The landscape was quite literally easier to fall in love with than a 23-year-old woman with a Ph.D., skills in the kitchen, and her own place, who sports a pink Kobe Bryant jersey. When I saw the rolling hills with every shade of green grass you can imagine, on the way out of Ankara toward Antalya, I immediately was infused with an emotional boost. Moving into the valleys of central Turkey I got a first-hand view of where all of the amazing fruits and veggies I have been eating come from. Every little town we passed sat peacefully within its natural setting.
The mosques in the countryside were quite different from those in the city. In urban Ankara, the mosques, for all their magnificence, are small when compared with the skyscrapers and high rises. In the countryside, however, the mosques tower over the villages or are given their own space in nature right outside the villages. Some were fairly large, but the most impressive one I saw was a single-room mosque no bigger than your average single-car garage. It was placed by itself about 200 meters from the rest of the city; its cute little dome and minaret were the only attributes that made it possible for me to recognize its religious significance. A young man that I met on the bus was practicing his Spanish with me and pointed it out in Spanish, using the suffix “ito” which in Spanish deems a noun small in size: He called the mosque a “mosquito” which of course brought a smile to my face.
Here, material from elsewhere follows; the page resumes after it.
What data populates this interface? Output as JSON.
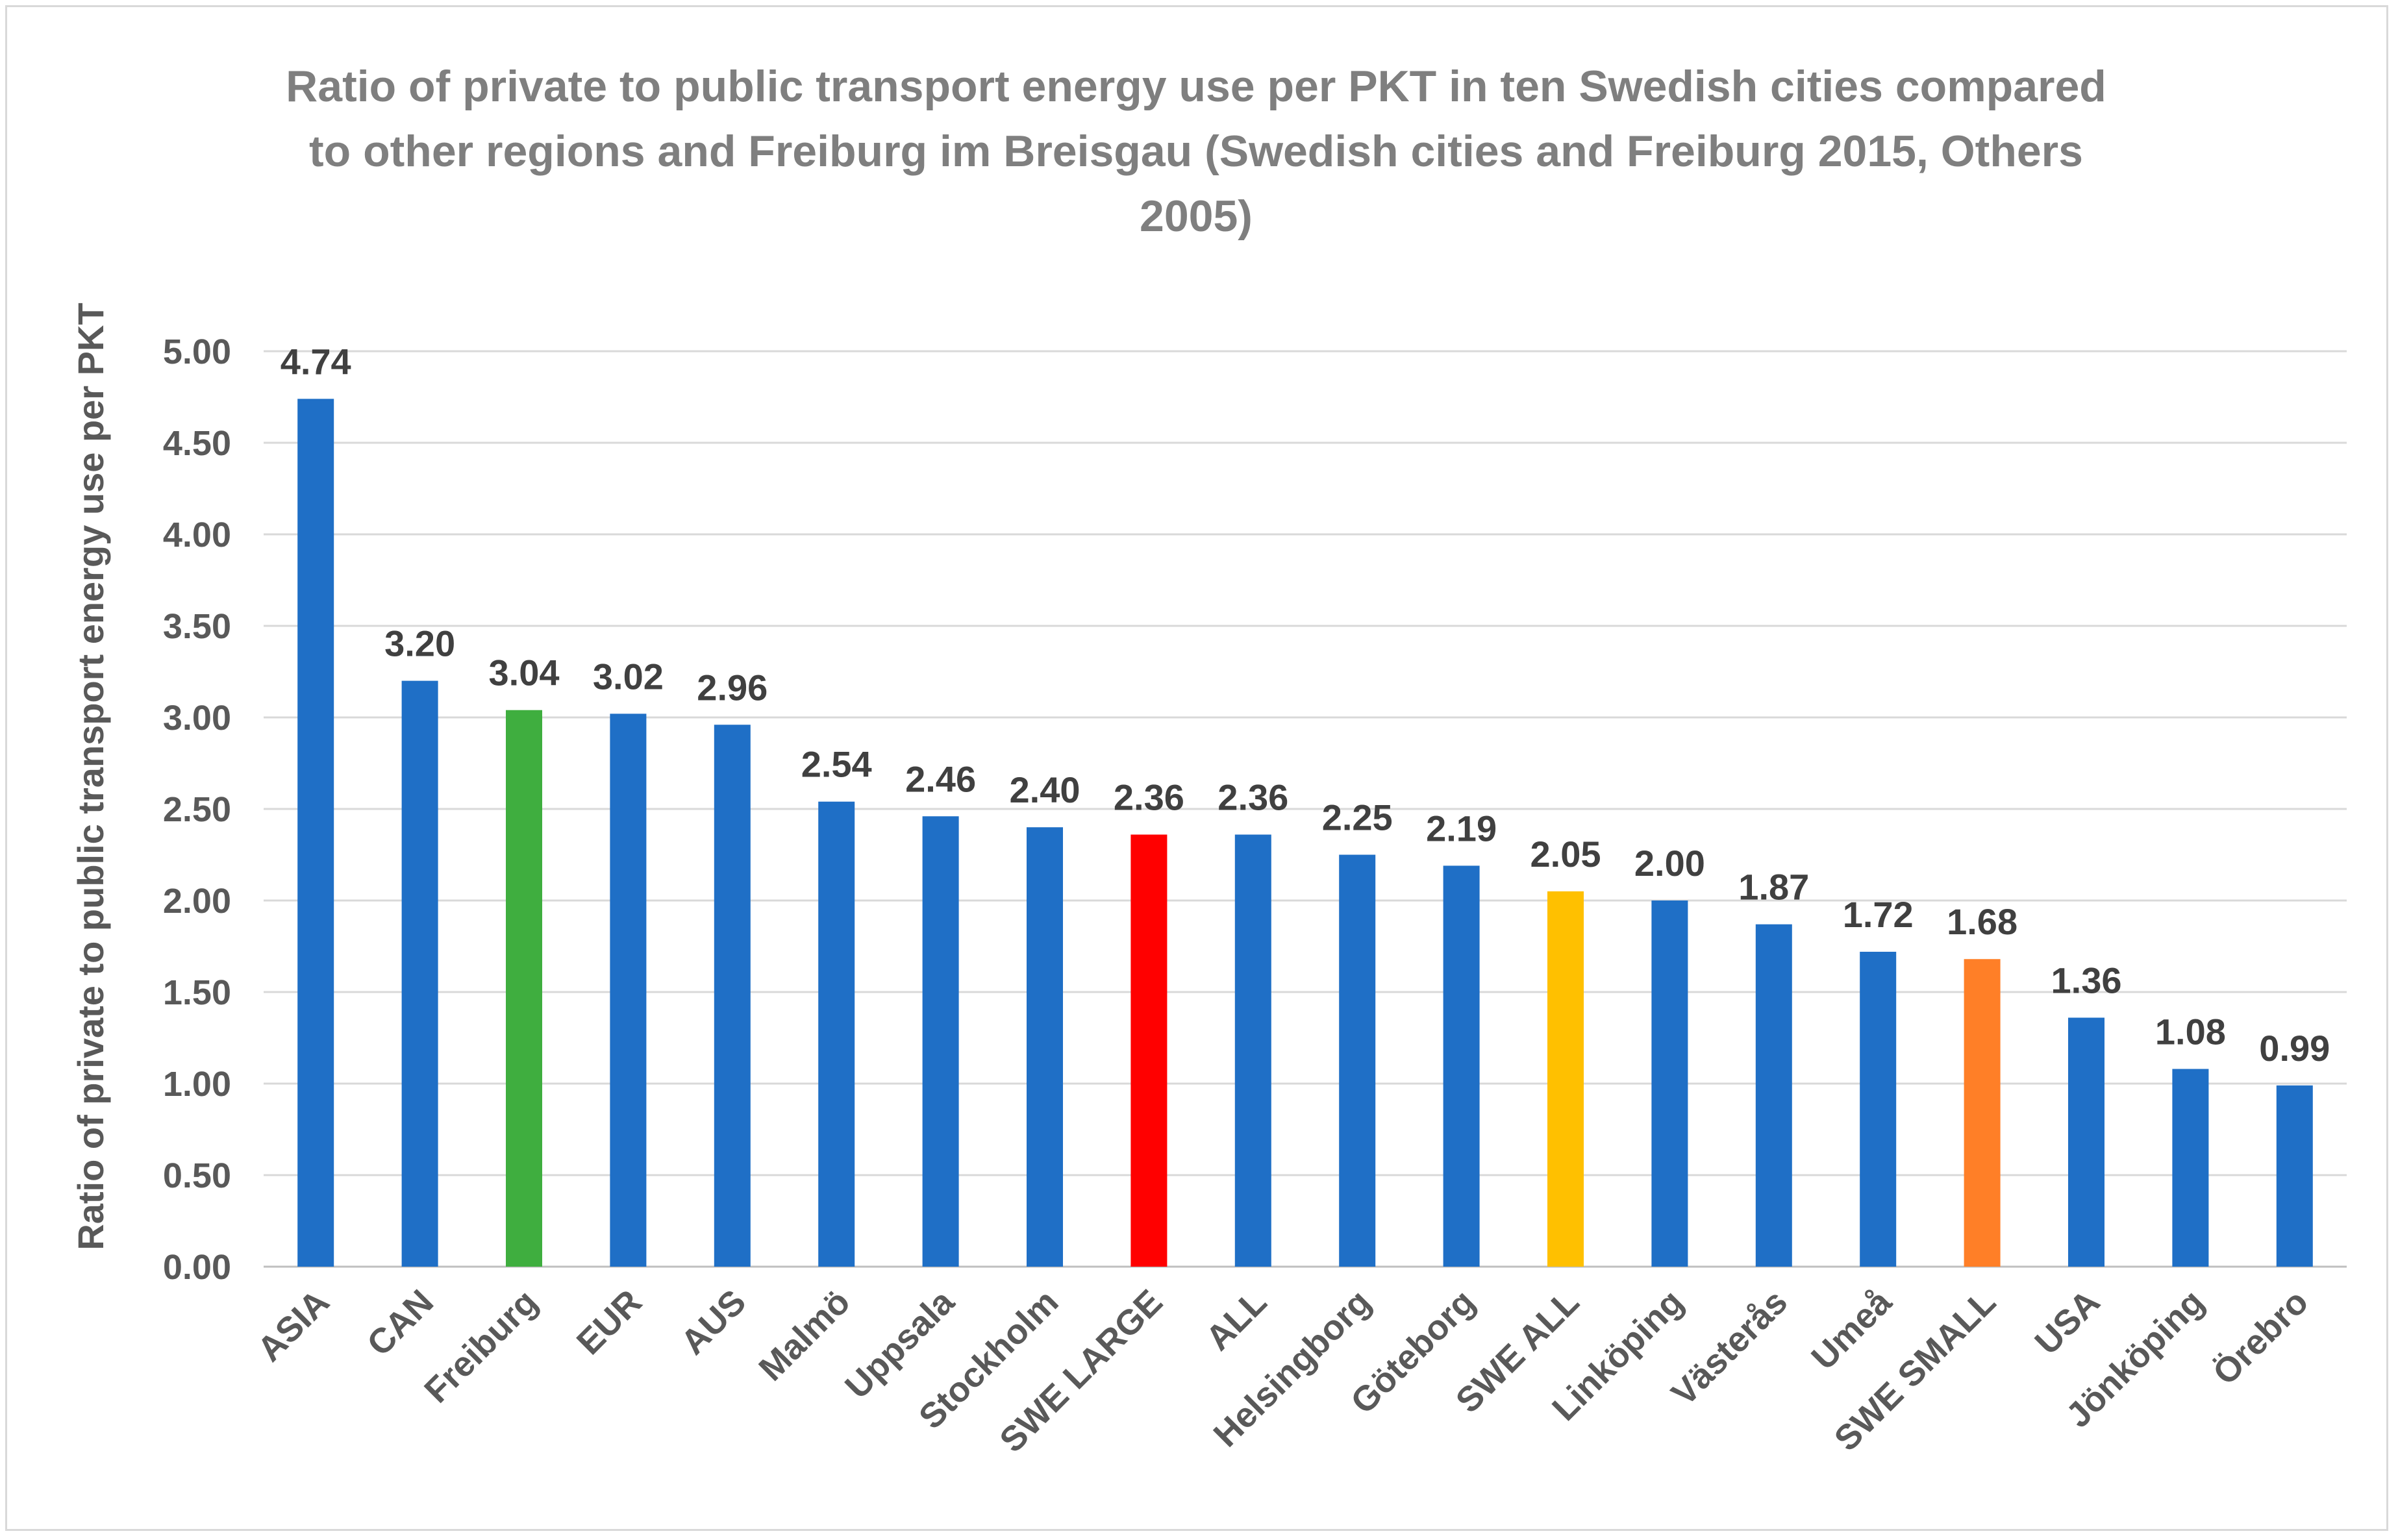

As we moved into the mountain regions of Southern Turkey, the towns looked as if they had literally burst out of the earth at the same time as the mountains, when the earth was still forming. What perplexed my mind was the juxtaposition of the heavy mining processes that were going on throughout the mountainside, with what looked like a series of attempts at re-forestation: Hundreds of acres of mountainside had baby trees or little plots of dirt unearthed and waiting for life to be planted.
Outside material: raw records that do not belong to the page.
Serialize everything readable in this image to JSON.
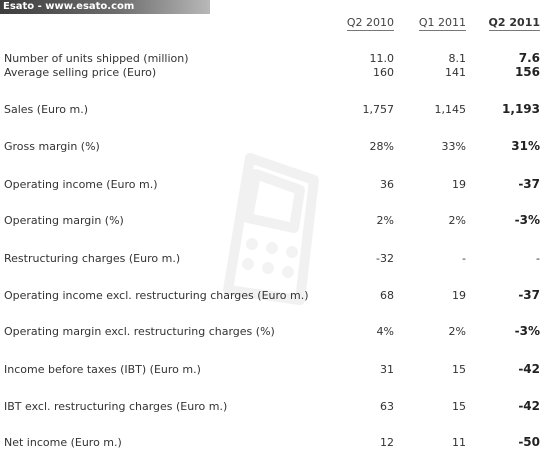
{
  "banner": {
    "text": "Esato - www.esato.com"
  },
  "columns": [
    "Q2 2010",
    "Q1 2011",
    "Q2 2011"
  ],
  "rows": [
    {
      "label": "Number of units shipped (million)",
      "values": [
        "11.0",
        "8.1",
        "7.6"
      ]
    },
    {
      "label": "Average selling price (Euro)",
      "values": [
        "160",
        "141",
        "156"
      ]
    },
    {
      "label": "Sales (Euro m.)",
      "values": [
        "1,757",
        "1,145",
        "1,193"
      ]
    },
    {
      "label": "Gross margin (%)",
      "values": [
        "28%",
        "33%",
        "31%"
      ]
    },
    {
      "label": "Operating income (Euro m.)",
      "values": [
        "36",
        "19",
        "-37"
      ]
    },
    {
      "label": "Operating margin (%)",
      "values": [
        "2%",
        "2%",
        "-3%"
      ]
    },
    {
      "label": "Restructuring charges (Euro m.)",
      "values": [
        "-32",
        "-",
        "-"
      ]
    },
    {
      "label": "Operating income excl. restructuring charges (Euro m.)",
      "values": [
        "68",
        "19",
        "-37"
      ]
    },
    {
      "label": "Operating margin excl. restructuring charges (%)",
      "values": [
        "4%",
        "2%",
        "-3%"
      ]
    },
    {
      "label": "Income before taxes (IBT) (Euro m.)",
      "values": [
        "31",
        "15",
        "-42"
      ]
    },
    {
      "label": "IBT excl. restructuring charges (Euro m.)",
      "values": [
        "63",
        "15",
        "-42"
      ]
    },
    {
      "label": "Net income (Euro m.)",
      "values": [
        "12",
        "11",
        "-50"
      ]
    }
  ],
  "watermark_icon": "phone-logo-icon"
}
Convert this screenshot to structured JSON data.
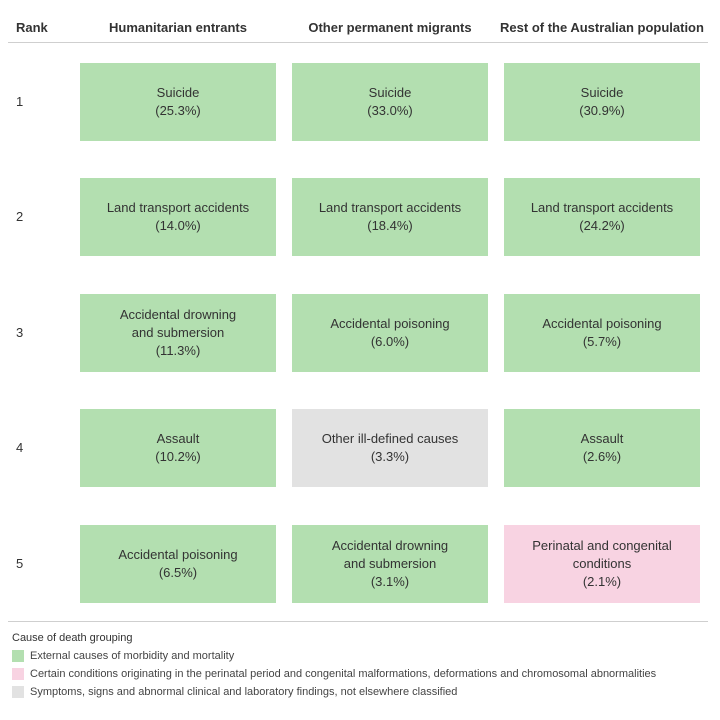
{
  "colors": {
    "external": "#b3dfb0",
    "perinatal": "#f8d3e2",
    "symptoms": "#e2e2e2"
  },
  "headers": {
    "rank": "Rank",
    "columns": [
      "Humanitarian entrants",
      "Other permanent migrants",
      "Rest of the Australian population"
    ]
  },
  "chart_data": {
    "type": "table",
    "ranks": [
      "1",
      "2",
      "3",
      "4",
      "5"
    ],
    "columns": [
      "Humanitarian entrants",
      "Other permanent migrants",
      "Rest of the Australian population"
    ],
    "rows": [
      [
        {
          "label": "Suicide",
          "pct": "(25.3%)",
          "value": 25.3,
          "group": "external"
        },
        {
          "label": "Suicide",
          "pct": "(33.0%)",
          "value": 33.0,
          "group": "external"
        },
        {
          "label": "Suicide",
          "pct": "(30.9%)",
          "value": 30.9,
          "group": "external"
        }
      ],
      [
        {
          "label": "Land transport accidents",
          "pct": "(14.0%)",
          "value": 14.0,
          "group": "external"
        },
        {
          "label": "Land transport accidents",
          "pct": "(18.4%)",
          "value": 18.4,
          "group": "external"
        },
        {
          "label": "Land transport accidents",
          "pct": "(24.2%)",
          "value": 24.2,
          "group": "external"
        }
      ],
      [
        {
          "label": "Accidental drowning\nand submersion",
          "pct": "(11.3%)",
          "value": 11.3,
          "group": "external"
        },
        {
          "label": "Accidental poisoning",
          "pct": "(6.0%)",
          "value": 6.0,
          "group": "external"
        },
        {
          "label": "Accidental poisoning",
          "pct": "(5.7%)",
          "value": 5.7,
          "group": "external"
        }
      ],
      [
        {
          "label": "Assault",
          "pct": "(10.2%)",
          "value": 10.2,
          "group": "external"
        },
        {
          "label": "Other ill-defined causes",
          "pct": "(3.3%)",
          "value": 3.3,
          "group": "symptoms"
        },
        {
          "label": "Assault",
          "pct": "(2.6%)",
          "value": 2.6,
          "group": "external"
        }
      ],
      [
        {
          "label": "Accidental poisoning",
          "pct": "(6.5%)",
          "value": 6.5,
          "group": "external"
        },
        {
          "label": "Accidental drowning\nand submersion",
          "pct": "(3.1%)",
          "value": 3.1,
          "group": "external"
        },
        {
          "label": "Perinatal and congenital\nconditions",
          "pct": "(2.1%)",
          "value": 2.1,
          "group": "perinatal"
        }
      ]
    ]
  },
  "legend": {
    "title": "Cause of death grouping",
    "items": [
      {
        "key": "external",
        "label": "External causes of morbidity and mortality"
      },
      {
        "key": "perinatal",
        "label": "Certain conditions originating in the perinatal period and congenital malformations, deformations and chromosomal abnormalities"
      },
      {
        "key": "symptoms",
        "label": "Symptoms, signs and abnormal clinical and laboratory findings, not elsewhere classified"
      }
    ]
  }
}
The ride down the mountains and into the coast was amazing. Seeing the Mediterranean for the first time was dream that became reality. The sea immediately gave me the perspective I had been longing for while living in the city. The development that I have been discussing over the past couple articles—which I had thought was representative of Turkey as a whole—is only confined to the cities. Except for the solar panels that I saw on about 70 percent of the homes in the villages we passed, the countryside looked as if it hadn’t changed in centuries. My only hope is that these little villages remain, for if Ankara and cities like it represent the mind of this country, these little towns are the heart, and heart is always more important than mind.